Mulher é bicho danado. Bate
o tambor, canta e roda a saía. Caripuna faz parte da coordenação da Semana da
Consciência Negra em Santarém desde 2011, em momentos de “repouso” (entenda a
ironia) ocupa o front como comerciante da grife Afro Negrices Caripuna, e a
partir dela anima desde 2017 a Feira de Afroempreendedores Kitanda Preta em
Santarém Pará.
Como reconhecimento de suas
pelejas em 2018 foi homenageada pelos acadêmicos negros da UFOPA, onde
batizaram o coletivo como “Negro Alessandra Caripuna”. Uma espécie de centro
acadêmico.
A UFOPA é considerada a
universidade do Brasil com o maior contingente de negros e indígenas, numa
relação que não é nenhum rio de rosas.
O movimento estudantil serviu de berço para os primeiros passos políticos de Tati Picanço, que em seguida integrou o Grupo de Consciência Indígena (GCI), onde é ativa até os dias de hoje, com trabalho junto às mulheres indígenas e no fortalecimento do departamento de mulheres do CITA. .

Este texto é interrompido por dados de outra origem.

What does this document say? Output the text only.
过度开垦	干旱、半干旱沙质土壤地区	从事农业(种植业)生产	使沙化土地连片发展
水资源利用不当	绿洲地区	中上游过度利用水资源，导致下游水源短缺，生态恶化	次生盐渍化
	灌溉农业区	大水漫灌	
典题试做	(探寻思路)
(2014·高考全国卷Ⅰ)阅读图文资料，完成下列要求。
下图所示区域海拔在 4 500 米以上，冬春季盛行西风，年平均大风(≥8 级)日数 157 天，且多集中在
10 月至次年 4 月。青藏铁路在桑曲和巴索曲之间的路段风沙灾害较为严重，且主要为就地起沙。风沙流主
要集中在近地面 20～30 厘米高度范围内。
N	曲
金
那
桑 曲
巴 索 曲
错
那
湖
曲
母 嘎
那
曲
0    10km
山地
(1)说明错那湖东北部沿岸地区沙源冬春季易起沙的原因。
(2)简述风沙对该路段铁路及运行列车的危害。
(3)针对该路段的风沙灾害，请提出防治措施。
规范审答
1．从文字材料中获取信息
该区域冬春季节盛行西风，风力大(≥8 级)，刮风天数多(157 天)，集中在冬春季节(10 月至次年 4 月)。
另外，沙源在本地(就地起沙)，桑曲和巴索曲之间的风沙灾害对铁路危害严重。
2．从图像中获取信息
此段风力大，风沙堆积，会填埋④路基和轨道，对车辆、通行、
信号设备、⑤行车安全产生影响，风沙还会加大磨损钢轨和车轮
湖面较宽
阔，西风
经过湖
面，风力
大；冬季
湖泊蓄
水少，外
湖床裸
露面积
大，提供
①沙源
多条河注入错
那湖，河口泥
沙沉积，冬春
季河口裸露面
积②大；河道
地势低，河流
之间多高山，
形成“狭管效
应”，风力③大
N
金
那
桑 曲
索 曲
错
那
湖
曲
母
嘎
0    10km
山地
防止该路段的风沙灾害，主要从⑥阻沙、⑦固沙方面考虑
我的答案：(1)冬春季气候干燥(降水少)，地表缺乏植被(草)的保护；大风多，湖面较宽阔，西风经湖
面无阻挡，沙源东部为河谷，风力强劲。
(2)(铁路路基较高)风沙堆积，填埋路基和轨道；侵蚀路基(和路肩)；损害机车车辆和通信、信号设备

A estudante de Antropologia
da UFOPA faz parte da Frente em Defesa da Amazônia, e colaborou na fundação do
coletivo feminista “Rosas de Liberdade”. Picanço é do povo Caribe. A mãe de três mulheres combate a violência doméstica e atua pela humanização do parto.
Luana Kumaruara é liderança
indígena no Baixo Tapajós. Mãe de Yara e Kauê. Por três anos atuou no Conselho
Distrital Saúde Indígena Guamá Tocantins - CONDISI DSEI GUATOC. Milita junto ao
Departamento de Mulheres do CITA (Conselho Indígena Tapajós Arapiuns). Na Universidade Federal do Pará (UFPA) cursa o
mestrado em Antropologia, e participa do projeto Mãe D´Água, que propõe
organizar vigilância do território Kumaruara.
Na produção de
conhecimento sobre o seu povo integra o grupo de pesquisadoras Amazônidas
"Cartografando Saberes", composto por mulheres indígenas e negras
intelectuais e integra ainda a ABIA (Articulação Brasileira de Indígenas Antropóloges).
Assim como a Caripuna, ela
foi homenageada por colegas que nomearam o Centro Acadêmico de Antropologia da
Ufopa como Luana Kumaruara, por ela ser a primeira indígena a se formar no
curso.
“Nós somos mulheres
preparadas e decididas, e estamos aqui por uma democracia popular. Eu acredito
que a Bancada de Mulheres – Vozes Amazônidas é uma virada de chave. Nós
mulheres somos a nova estética política, viemos para ocupar o nosso lugar.
Surara!”, defende, Luana Kumaruara.
O poeta entoaria, “mulher
tem nome de flor”, a cabeça da chapa tem flor no sobrenome. Trata-se da
Claudiane Lírio. A estudante de Ciência e Tecnologia da UFOPA integra a
Federação das Organizações Quilombolas de Santarém (FOQS), por cinco anos fez
parte Conselho Municipal de Saúde, e é ativista há mais de duas décadas.
Lírio defende que nesta
encruzilhada civilizatória em que vivemos é o momento adequado para os povos
originários, e em particular as mulheres tomarem assento na política. Com
relação ao começo do debate sobre formação da chapa coletiva, as ativistas
explicam que o conjunto de movimentos já vinha refletindo sobre a possibilidade,
e que ela se concretizou a partir de uma prosa sobre o tema.
A chapa das Mulheres Amazônidas não é a única a ser apresentada pelo Psol, noutro campo, a chapa do Bem Viver, tem a mesma perspectiva. Com relação de mulheres do campo popular no legislativo de Santarém, em 2012 a trabalhadora rural Ivete Bastos (PT) exerceu uma legislatura. Bastos é dirigente do Sindicado de Trabalhadores Rurais.
Como diz a canção de Bárbara Zidome; "
Toda mulher já nasce sabendo o que quer/Nem toda mulher é menina/Encara esse mundo de frente/Valente ou então Valentina.